Anonymous Monk has asked for the wisdom of the Perl Monks concerning the following question:

is there any way to implement in perl a method of displaying lines so that a line can be replaced on the screen (lets say in the middle of a bunch of other lines) without reprinting all the lines. like updating lines on the screen without clearing the terminal and printing the new data again? i have heard 'curses' does this but i am not sure. can you enlighten me?

Replies are listed 'Best First'.
Re: full screen UI in perl
by stephen (Priest) on Jun 12, 2001 at 04:19 UTC
    If you're displaying on an ANSI terminal, you can also use Term::ANSIScreen to move the cursor around. Here's a sample that clears the screen, prints "Hello" at column 10, row 10, pauses, then prints "Bye" on the same line.
    use strict; use Term::ANSIScreen qw(:cursor :screen); $| = 1; cls; locate(10, 10); print "Hello"; sleep(1); locate(10,10); clline(); print "Bye"; sleep(1);

    Update: Turned off buffering (which was causing some problems) and added example for clline.

    stephen

      Wouldn't you be better off setting $| = 1 then printing without the newlines?

          -- Chip Salzenberg, Free-Floating Agent of Chaos

Re: full screen UI in perl
by ZZamboni (Curate) on Jun 12, 2001 at 04:05 UTC
    Curses is the right word. It is a library (in Unix at least, you didn't say your platform) that allows you to do full-screen manipulation. See the Curses module for more details. I have never programmed with curses, so I don't really know how well it works from Perl.

    Update: See also these nodes: Curses Help and How can I use curses with Perl?

    --ZZamboni

Re: full screen UI in perl
by toma (Vicar) on Jun 12, 2001 at 12:49 UTC
    Curses has quite a few functions, some of which you may find useful. The addstr();refresh() functions do what you want.

    There are also more full-featured curses functions in Curses::Forms and Curses::Widgets.

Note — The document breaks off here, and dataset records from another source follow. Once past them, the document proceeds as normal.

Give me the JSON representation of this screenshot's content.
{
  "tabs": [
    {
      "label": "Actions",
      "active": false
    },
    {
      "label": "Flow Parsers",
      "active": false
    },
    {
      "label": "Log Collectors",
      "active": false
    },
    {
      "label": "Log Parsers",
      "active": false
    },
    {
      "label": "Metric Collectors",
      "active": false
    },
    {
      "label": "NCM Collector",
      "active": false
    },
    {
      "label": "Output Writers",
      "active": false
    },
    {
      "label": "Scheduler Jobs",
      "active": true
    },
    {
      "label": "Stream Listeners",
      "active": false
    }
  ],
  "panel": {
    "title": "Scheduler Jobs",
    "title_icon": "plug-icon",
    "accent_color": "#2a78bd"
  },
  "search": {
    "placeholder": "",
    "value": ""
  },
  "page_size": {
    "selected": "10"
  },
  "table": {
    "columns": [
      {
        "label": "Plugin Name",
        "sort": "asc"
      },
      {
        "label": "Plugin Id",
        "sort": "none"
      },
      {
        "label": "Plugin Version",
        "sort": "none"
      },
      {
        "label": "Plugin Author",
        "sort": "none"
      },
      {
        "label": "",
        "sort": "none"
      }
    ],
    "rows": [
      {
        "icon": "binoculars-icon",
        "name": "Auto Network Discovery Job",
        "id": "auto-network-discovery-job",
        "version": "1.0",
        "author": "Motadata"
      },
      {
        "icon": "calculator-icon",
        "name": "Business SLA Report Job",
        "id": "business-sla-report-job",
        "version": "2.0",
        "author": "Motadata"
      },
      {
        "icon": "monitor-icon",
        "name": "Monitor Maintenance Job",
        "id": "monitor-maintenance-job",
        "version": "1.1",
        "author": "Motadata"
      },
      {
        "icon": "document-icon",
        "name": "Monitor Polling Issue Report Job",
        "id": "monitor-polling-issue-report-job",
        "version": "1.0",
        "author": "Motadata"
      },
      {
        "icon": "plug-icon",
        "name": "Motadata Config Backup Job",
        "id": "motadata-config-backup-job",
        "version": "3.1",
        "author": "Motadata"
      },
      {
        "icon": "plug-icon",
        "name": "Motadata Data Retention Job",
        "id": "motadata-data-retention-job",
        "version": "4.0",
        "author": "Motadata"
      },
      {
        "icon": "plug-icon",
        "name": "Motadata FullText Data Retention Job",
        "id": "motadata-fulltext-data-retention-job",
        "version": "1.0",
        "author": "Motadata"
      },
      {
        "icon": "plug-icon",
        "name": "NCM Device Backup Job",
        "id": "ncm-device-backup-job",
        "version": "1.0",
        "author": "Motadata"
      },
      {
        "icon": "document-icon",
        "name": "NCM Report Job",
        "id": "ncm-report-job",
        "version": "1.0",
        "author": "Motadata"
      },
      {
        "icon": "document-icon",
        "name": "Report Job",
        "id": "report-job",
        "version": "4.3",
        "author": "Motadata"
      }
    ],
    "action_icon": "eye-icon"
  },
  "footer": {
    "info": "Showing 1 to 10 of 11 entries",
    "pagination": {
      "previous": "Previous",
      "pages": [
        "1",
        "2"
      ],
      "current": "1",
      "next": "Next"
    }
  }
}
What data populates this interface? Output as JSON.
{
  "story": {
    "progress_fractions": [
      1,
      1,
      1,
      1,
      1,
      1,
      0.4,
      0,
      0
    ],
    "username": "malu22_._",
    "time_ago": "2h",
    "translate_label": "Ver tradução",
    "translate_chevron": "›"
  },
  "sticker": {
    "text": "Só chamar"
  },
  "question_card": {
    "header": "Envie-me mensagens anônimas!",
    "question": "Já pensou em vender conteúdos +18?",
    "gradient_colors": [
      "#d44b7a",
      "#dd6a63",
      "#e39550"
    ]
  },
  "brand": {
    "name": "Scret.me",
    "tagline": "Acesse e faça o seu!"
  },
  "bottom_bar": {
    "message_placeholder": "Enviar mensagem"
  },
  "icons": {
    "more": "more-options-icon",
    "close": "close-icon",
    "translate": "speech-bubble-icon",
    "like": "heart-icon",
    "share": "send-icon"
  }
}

    Here is a snippet that uses Curses to do something like what you want. The hard part is figuring out how to keep the screen refreshed while your code is off doing something more interesting.

    use strict; use Curses; my $mwh = new Curses; $mwh->addstr(8, $LINES-2, 'Initialized...'); $mwh->refresh; sleep 2; for (qw(Show_me_first I'm_second Third_then_quit)) { $mwh->addstr(8, $LINES-2, sprintf("%15s",$_)); $mwh->refresh(); sleep 2; } END { endwin(); # Make Curses clean up after itself }

    The Perl Curses module documentation assumes that you already understand the curses library. For simple tasks, it's not too bad to figure out. As your requirements become more complex, it is easy to get bogged down in the details of curses. Another approach would be to use a GUI status window such as one provided by Tk (warning: Tk link returns lots of stuff).